59 entry daha
  • doktorum koşu bandını koşma değil, tempolu yürüme için kullanmamı tavsiye etmişti. orgasmico ve pele'nin de yazdığını özet geçerek "koşmak kalbine, bantta koşmak dizine zarar" demişti. iki aydır her gün değilse bile haftada 3-4 kez en az yarımşar saat tempolu yürüyorum. son birkaç senedir masadan kalkamadan çalışmanın aldırdığı kiloların yarısını vermiş durumdayım. yememe de dikkat ediyorum ve haftada bir kilo zorlanmadan gidiyor (kilo alırken de yememe dikkat ediyordum, aradaki esas fark hareketsizlikti).

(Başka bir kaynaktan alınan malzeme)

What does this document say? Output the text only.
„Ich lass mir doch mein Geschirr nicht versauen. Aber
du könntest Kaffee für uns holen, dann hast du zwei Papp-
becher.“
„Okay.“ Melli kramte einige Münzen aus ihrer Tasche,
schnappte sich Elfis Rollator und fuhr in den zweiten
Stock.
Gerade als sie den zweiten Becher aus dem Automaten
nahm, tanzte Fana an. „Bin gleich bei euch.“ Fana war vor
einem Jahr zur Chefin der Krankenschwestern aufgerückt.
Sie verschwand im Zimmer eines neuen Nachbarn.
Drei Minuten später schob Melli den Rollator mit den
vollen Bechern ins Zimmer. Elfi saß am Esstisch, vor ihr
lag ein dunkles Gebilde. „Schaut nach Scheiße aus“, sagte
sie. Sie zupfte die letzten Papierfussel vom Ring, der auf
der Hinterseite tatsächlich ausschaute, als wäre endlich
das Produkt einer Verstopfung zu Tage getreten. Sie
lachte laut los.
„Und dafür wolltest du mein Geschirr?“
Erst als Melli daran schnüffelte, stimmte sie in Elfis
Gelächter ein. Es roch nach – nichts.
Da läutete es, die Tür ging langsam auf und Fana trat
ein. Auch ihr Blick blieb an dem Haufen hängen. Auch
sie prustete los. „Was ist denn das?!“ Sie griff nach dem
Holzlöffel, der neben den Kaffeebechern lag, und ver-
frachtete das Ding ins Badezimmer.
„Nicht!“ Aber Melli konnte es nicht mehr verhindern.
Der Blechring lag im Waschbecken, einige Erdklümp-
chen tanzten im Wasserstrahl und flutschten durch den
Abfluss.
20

    bantta değil doğada egzersiz yapın diyen ferclack haklı muhakkak. ama yakın çevremde koşuya - yürüyüşe uygun bir alan kesinlikle yok. her koşu yapmam gerektiğinde sahil yoluna ya da belgrad ormanlarına vs. gidecek kadar vaktim olsaydı zaten hayatım hareketli geçerdi ve kilo almamış olurdum. vakitsizlik değiştiremediğim başlıca koşul olunca, koşu bandı tek çözüm haline gelmişti (bu arada koşul bandı yazmak çok istedim bu cümle de onun için).

    evde koşu bandı olması benim durumumda (evde yoğun çalışma + çocuk) büyük bir avantaj. sabah erken kalkıp 30-60 dakika kadar tempolu yürüyüş yapıyorum, spor salonu cinslikleriyle, spor salonu insanlarıyla uğraşmak zorunda kalmıyorum, kendi evimin banyosunda temiz temiz duşumu alıyorum ve işim, eşim ya da kızım bana ihtiyaç duyduğunda zzzzıp diye yanlarında oluyorum.

    yalnız hala çözemediğim bir sorun var. bantta yürümek acayip sıkıcı. hiç yorulmasam bile sadece o yüzden bırakasım geliyor. doğada yürürken haliyle sıkılmıyor insan. ama evde gegen die wand yürürken ne müzik, ne de televizyon o sıkıntıyı geçiriyor. spor yaparken kulaklıkla müzik dinlemeyi zaten sevmiyorum. başkaları nasıl beceriyor bilmiyorum ama benim kulaklık kablolarıyla aram çok kötü. elime koluma takılır, kulağımdan fırlar, iki dakika sonra delirip mp3 player'ı da kulaklığı da yere atarım. ayrıca bir saatlik sporun terini yiyen kulaklık bir daha adam olmuyor (temmuzun ortasında trekking yaparken terlemeyen insanüstü varlıklar tanıyorum, ben onlardan değilim). mesela son kulaklığımın kauçuk kaplamaları, ter yüzünden resmen eridi (çok erken saatte spor yaptığımdan müziği kulaklıksız dinlemek bir seçenek değil).

    koşu bantlarıyla ilgili bir başka problem, aşağı kattakiler için çok pis bir gürültü kaynağı olması*. ama bunu çözmenin yolları var. koşu bantlarını satan firmalar altına koymak için darbe emici matlar da satıyorlar. bu matlar gürültüyü biraz kesiyor. esas çözüm ise şu: eğer aşağıya gürültü gitmesi istenmiyorsa, koşu bandını evin en küçük bir odasında duvar dibine yerleştirerek kullanmak lazım. salonunki gibi geniş bir zeminin ortasına koyulduğunda yer her adımda çok pis sallanıyor. ama küçük odada ve duvar dibindeyken aşağı kata gidecek kadar büyük bir titreşim neredeyse hiç olmuyor. bir davulun ortasına vurmakla bir darbukanın en kenarına vurmak arasındaki fark gibi.

    not: hangi odada olursa olsun, iyi havalandırılabilen bir yer olsun.

    edit: bu entry'yi yazdığım tarihten bu yana yavaş yavaş 15 kilo verdim. ucubik diyetlerle hızlı kilo vermek çok kolay ama misliyle geri alınıyor, sabretmek lazım.